Thanks in advance, let me know if you need anything else

mhalbritter commented 2 years ago

It looks like there's a reflection config missing.

If you'd like us to spend some time investigating, please take the time to provide a complete minimal sample (something that we can unzip or git clone, build, and deploy) that reproduces the problem.
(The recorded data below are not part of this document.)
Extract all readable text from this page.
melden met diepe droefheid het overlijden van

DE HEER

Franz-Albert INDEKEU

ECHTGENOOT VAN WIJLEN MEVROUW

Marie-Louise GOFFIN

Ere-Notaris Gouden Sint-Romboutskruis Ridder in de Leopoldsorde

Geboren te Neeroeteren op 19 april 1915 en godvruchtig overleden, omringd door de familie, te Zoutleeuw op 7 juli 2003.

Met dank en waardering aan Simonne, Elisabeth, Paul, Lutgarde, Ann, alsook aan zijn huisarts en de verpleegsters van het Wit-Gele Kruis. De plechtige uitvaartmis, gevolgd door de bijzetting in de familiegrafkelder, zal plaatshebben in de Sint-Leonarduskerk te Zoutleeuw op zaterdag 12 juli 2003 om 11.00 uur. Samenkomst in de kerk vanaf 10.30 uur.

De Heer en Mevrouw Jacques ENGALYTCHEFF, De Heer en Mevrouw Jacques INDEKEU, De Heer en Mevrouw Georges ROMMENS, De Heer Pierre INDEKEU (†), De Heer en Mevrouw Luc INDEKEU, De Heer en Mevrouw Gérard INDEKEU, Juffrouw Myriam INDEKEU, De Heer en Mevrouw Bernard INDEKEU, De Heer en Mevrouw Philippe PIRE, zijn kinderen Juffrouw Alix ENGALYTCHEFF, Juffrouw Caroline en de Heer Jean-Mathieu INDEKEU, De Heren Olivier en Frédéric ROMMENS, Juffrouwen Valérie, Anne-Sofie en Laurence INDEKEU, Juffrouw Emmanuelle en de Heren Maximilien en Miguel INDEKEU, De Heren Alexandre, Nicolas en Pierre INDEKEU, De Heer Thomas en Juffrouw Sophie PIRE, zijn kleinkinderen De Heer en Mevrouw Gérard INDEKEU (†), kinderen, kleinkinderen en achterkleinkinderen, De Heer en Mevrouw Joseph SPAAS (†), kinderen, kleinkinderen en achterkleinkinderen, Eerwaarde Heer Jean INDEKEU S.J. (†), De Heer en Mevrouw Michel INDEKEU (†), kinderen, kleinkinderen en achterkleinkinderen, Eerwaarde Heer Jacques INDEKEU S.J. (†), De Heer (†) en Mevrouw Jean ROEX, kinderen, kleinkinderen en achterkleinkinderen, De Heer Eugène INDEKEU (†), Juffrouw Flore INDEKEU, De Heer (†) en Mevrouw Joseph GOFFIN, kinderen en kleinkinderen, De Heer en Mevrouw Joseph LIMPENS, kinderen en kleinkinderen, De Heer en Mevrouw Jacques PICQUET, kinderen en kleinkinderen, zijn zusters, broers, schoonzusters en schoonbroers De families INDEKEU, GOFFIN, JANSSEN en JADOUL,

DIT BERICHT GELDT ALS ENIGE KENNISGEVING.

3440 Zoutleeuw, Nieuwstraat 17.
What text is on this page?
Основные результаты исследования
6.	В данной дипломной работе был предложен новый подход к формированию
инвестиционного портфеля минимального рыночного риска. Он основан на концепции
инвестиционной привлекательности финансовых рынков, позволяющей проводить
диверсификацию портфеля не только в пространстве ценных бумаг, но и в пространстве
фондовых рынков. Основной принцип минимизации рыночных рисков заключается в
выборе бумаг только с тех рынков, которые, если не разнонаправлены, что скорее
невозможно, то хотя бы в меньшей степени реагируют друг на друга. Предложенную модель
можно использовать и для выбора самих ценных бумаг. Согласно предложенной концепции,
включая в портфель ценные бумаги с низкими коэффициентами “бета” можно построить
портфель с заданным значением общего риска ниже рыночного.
RobMaskell commented 2 years ago

demo.zip

I have pulled the security-thymeleaf sample out of spring-native, added my three lines of html and zipped it up Steps to reproduce Unzip demo.zip

./gradlew bootBuildImage
docker run -it --name test -p8080:8080 demo:0.0.1-SNAPSHOT

Navigate to /http://localhost/hello username: user password: password

RobMaskell commented 2 years ago

Thought I'd have a play.... this is a fix, but I don't know if it is the correct or complete fix Added this to the sample application's reflect-config.json

[
    {
      "name" : "org.thymeleaf.extras.springsecurity5.auth.Authorization",
      "methods": [
        {
          "name": "expression",
          "parameterTypes": ["java.lang.String"]
        }
      ]
    }
]
RobMaskell commented 2 years ago

Based on further issues with thymeleaf + security I had to add another method to my reflect-config.json

[
    {
      "name" : "org.thymeleaf.extras.springsecurity5.auth.Authorization",
      "methods": [
        {
          "name": "expression",
          "parameterTypes": ["java.lang.String"]
        },
        {
          "name": "getAuthentication"
        }
      ]
    }
]

But no idea if this fix is valid even though it seems to work

sdeleuze commented 2 years ago

Useful feedback thanks, this is expected since SpEL is using reflection at runtime, you can follow #167 which would avoid that need by moving SpEL compilation to build time.